— Он что себе думает, мы тут навсегда остаемся, в этой их Сибири?
— Сказал, что надо устраиваться здесь навсегда, корчевать тайгу, возделывать землю.
— Не впервой ему такое говорить.
— А пусть он меня, сами знаете куда, поцелует!
— Сказал, что новые бараки будем строить, клуб какой-то, чтоб кино крутить.
— Школу детям, вроде, учиться им надо.
— А когда Корчинский хотел учить, что с ним сделали?
— Бабушка Корчинская тиф пережила, а от сына ни слуху, ни духу. А Целинка, а Лютковский?
— А кстати, мужики, я так, из любопытства интересуюсь, что тут в тайге может вырасти?
— Вот именно. Начнешь яму копать, а через метр уже лед сплошной.
— Говорят, картошка удается, а из яровых — даже пшеница!
— Холера, мужики, а может, попробовать? Что нам мешает? Хоть подкормимся немного.
— Ты, Малиновский, никак совсем рехнулся! Ты что, не понимаешь, что это значит, если мы начнем здесь основательно обустраиваться?
— А что такого?
— А то, что тогда на Подолье, в Польшу мы уже никогда не вернемся. Аминь!
— «Польша», «вернемся»! Жди у моря погоды! Когда мы от тифа чуть не передохли, хоть кто-то нами поинтересовался? А будет Польша, так будет.
Спорили, ругались, чуть не подрались, а так ни к чему и не пришли.
Болек Драбик, молодожен и будущий отец — живот у Марыси рос, как на дрожжах — в споры не вступал, но в мыслях все распланировал. На нарах высказался вслух:
— Ты только подумай, Марыся. Говорят, в этих новых бараках будут отдельные комнаты! Вот бы нам получить такую. Представляешь, как было бы здорово?
— Ой, Болек, Болек! Еще как представляю. Я ведь со дня на день рожать буду. Бабушка Шайна говорили…

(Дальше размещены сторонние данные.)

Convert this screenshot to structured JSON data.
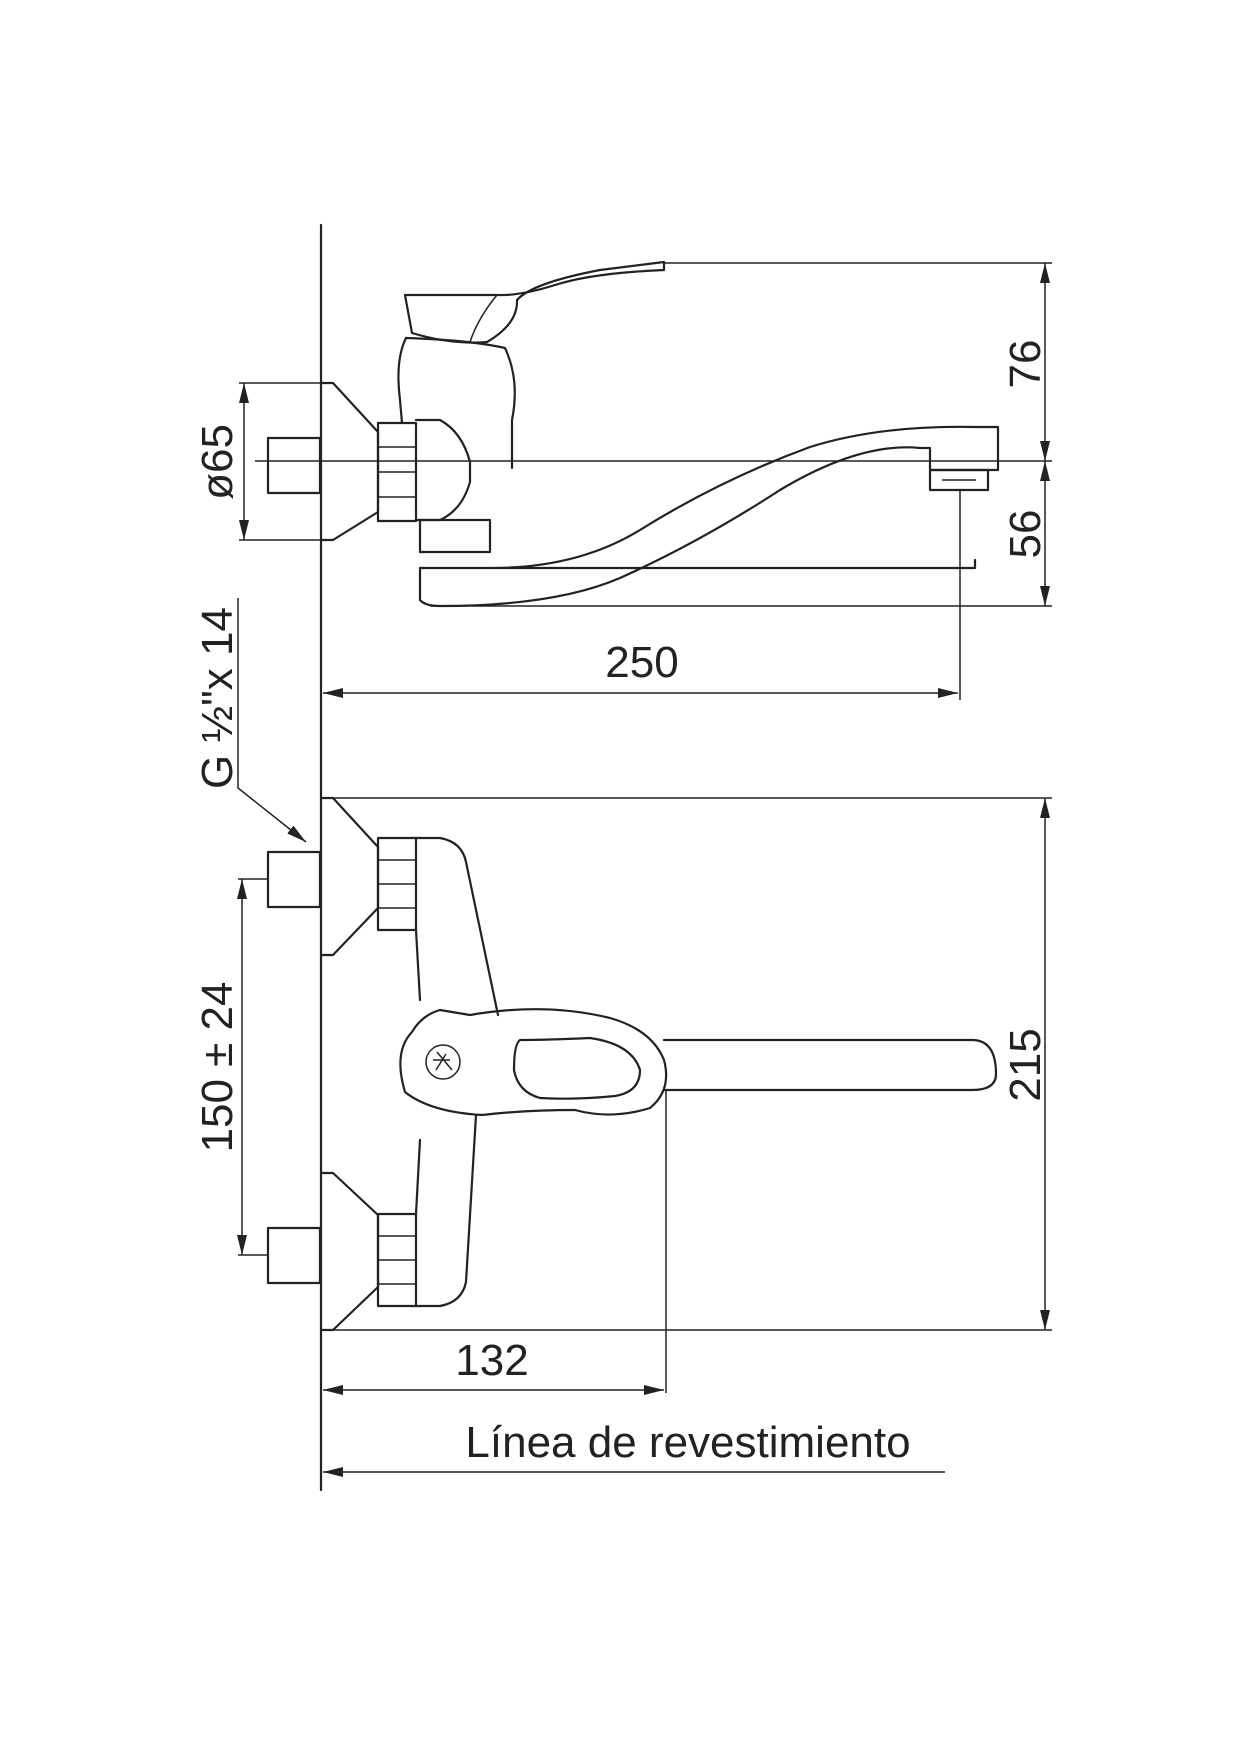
{
  "dimensions": {
    "top_height": "76",
    "spout_height": "56",
    "flange_diameter": "ø65",
    "projection_top": "250",
    "connection_thread": "G ½\"x 14",
    "inlet_spacing": "150 ± 24",
    "overall_height": "215",
    "projection_front": "132"
  },
  "wall_line_label": "Línea de revestimiento"
}
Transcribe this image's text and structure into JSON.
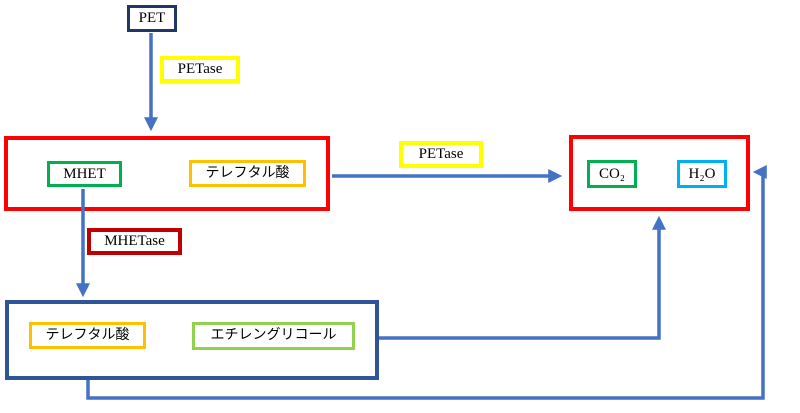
{
  "diagram": {
    "description": "PET enzymatic degradation pathway",
    "nodes": {
      "pet": "PET",
      "petase_top": "PETase",
      "mhet": "MHET",
      "terephthalic_acid_mid": "テレフタル酸",
      "petase_right": "PETase",
      "co2": "CO₂",
      "h2o": "H₂O",
      "mhetase": "MHETase",
      "terephthalic_acid_bottom": "テレフタル酸",
      "ethylene_glycol": "エチレングリコール"
    },
    "colors": {
      "arrow_blue": "#4472c4",
      "container_red": "#ff0000",
      "container_navy": "#2e5597",
      "pet_navy": "#1f3864",
      "petase_yellow": "#ffff00",
      "green": "#00b050",
      "orange": "#ffc000",
      "cyan": "#00b0f0",
      "mhetase_dark_red": "#c00000",
      "light_green": "#92d050"
    }
  }
}
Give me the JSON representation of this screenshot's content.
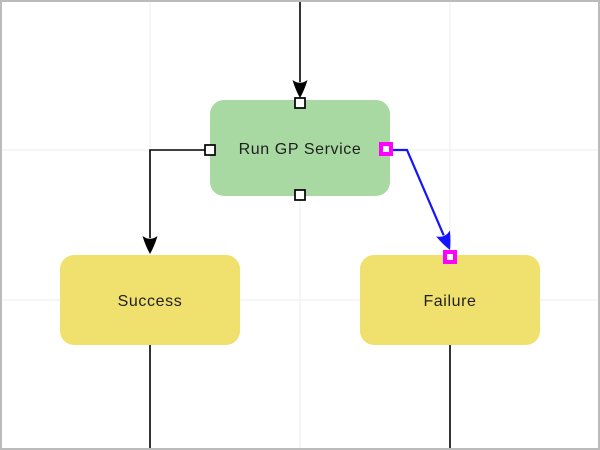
{
  "canvas": {
    "background": "#ffffff",
    "grid_color": "#ededed",
    "border_color": "#bbbbbb"
  },
  "colors": {
    "process_node_fill": "#a8d9a2",
    "outcome_node_fill": "#f0e06e",
    "node_text": "#1f1f1f",
    "connector": "#000000",
    "selected_connector": "#1414ff",
    "selected_handle": "#ff00ff",
    "handle_fill": "#ffffff",
    "handle_stroke": "#000000"
  },
  "nodes": [
    {
      "id": "run-gp-service",
      "label": "Run GP Service",
      "kind": "process",
      "ports": [
        "top",
        "left",
        "right",
        "bottom"
      ],
      "selected_port": "right"
    },
    {
      "id": "success",
      "label": "Success",
      "kind": "outcome"
    },
    {
      "id": "failure",
      "label": "Failure",
      "kind": "outcome",
      "selected_port": "top"
    }
  ],
  "edges": [
    {
      "from": "offscreen-top",
      "to": "run-gp-service",
      "to_port": "top",
      "selected": false
    },
    {
      "from": "run-gp-service",
      "from_port": "left",
      "to": "success",
      "to_port": "top",
      "selected": false
    },
    {
      "from": "run-gp-service",
      "from_port": "right",
      "to": "failure",
      "to_port": "top",
      "selected": true
    },
    {
      "from": "success",
      "from_port": "bottom",
      "to": "offscreen-bottom",
      "selected": false
    },
    {
      "from": "failure",
      "from_port": "bottom",
      "to": "offscreen-bottom",
      "selected": false
    }
  ]
}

Утром Драбик, ни с кем не советуясь, записался в бригаду, которая должна была строить в Калючем новые бараки. А в ближайшее воскресенье на корчевку подлеска объявилось столько желающих, что на складе не осталось ни одного кайла и лопаты. Жители Червонного Яра пришли все. Переубедили даже упрямого Мантерыса. Истосковались мужики по земле! Чем ближе к весне, тем чаще снилась им пахота, сев зерна, запах подольского чернозема. Ничего удивительного, что как только подвернулась оказия хоть на клочке земли повозиться, они отбросили все сомнения и занялись обработкой земли.

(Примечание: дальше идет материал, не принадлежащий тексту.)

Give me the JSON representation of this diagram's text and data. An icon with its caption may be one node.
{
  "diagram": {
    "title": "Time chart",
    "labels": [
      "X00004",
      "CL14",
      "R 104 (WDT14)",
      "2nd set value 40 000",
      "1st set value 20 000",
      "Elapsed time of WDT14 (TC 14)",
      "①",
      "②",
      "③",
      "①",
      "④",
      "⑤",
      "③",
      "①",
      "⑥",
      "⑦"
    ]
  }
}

— Земля как земля! Жирная, корневой перегной, должно, урожайная!
— Вот у нас была земля, так земля! В марте уже зеленело, росло все — любо-дорого! А мы тут в июне только тайгу корчевать взялись!
— Земля она и есть земля, везде одинаково пахнет. Но такой, как у нас, на Подолье, наверное, не найдешь нигде.
Не было с ними Яна Долины. Он ставил крест на могиле жены. Раньше не получилось, он сам не устоял перед болезнью. Тиф подстерег Долину вскоре после смерти жены. Успел только вместе с соседями выкопать могилу, сколотить гроб, отнести на кладбище и похоронить. А крест поставить не успел. Сил не хватило. Еле дотащился до барака, рухнул на нары и потерял сознание. Когда через пару недель выкарабкался из болезни, выглядел, как собственная смерть, любое дуновение ветра валило его с ног. Одного не мог он понять — как смогли пережить все это его дети.
Крест Долина вытесал прямо на кладбище. Сначала выбрал дерево. Подумал, что лучше всего подойдет лиственница, самая стойкая. Такой крест простоит дольше других и долгие годы будет рассказывать людям, кто в этой могиле покоится. Вместе со Сташеком они спилили стройную лиственницу. С трудом притащили ее на кладбище. Обтесали кору. Вставили в паз поперечину. До блеска выскоблили березовую дощечку. Развели костер, и раскаленным добела гвоздем Долина выжег на ней:
Светлой памяти. АНТОНИНА ДОЛИНА
1904–1940
Просит помолиться за упокой.
Крест был готов. Они долго, с усилием копали мерзлую твердую землю. Крест был высокий, из сырой лиственницы, тяжелый. По-всякому пробовали они поставить его, но ничего не получалось.
— Ну, что же, Сташек, самим не справиться. Попросим кого-нибудь из барака, чтобы нам помог. Вернемся вечером.
Тадек, который все время вертелся у них под ногами, неожиданно с ужасом закричал:
— Ой! Идет!.. — и показал рукой в сторону тайги.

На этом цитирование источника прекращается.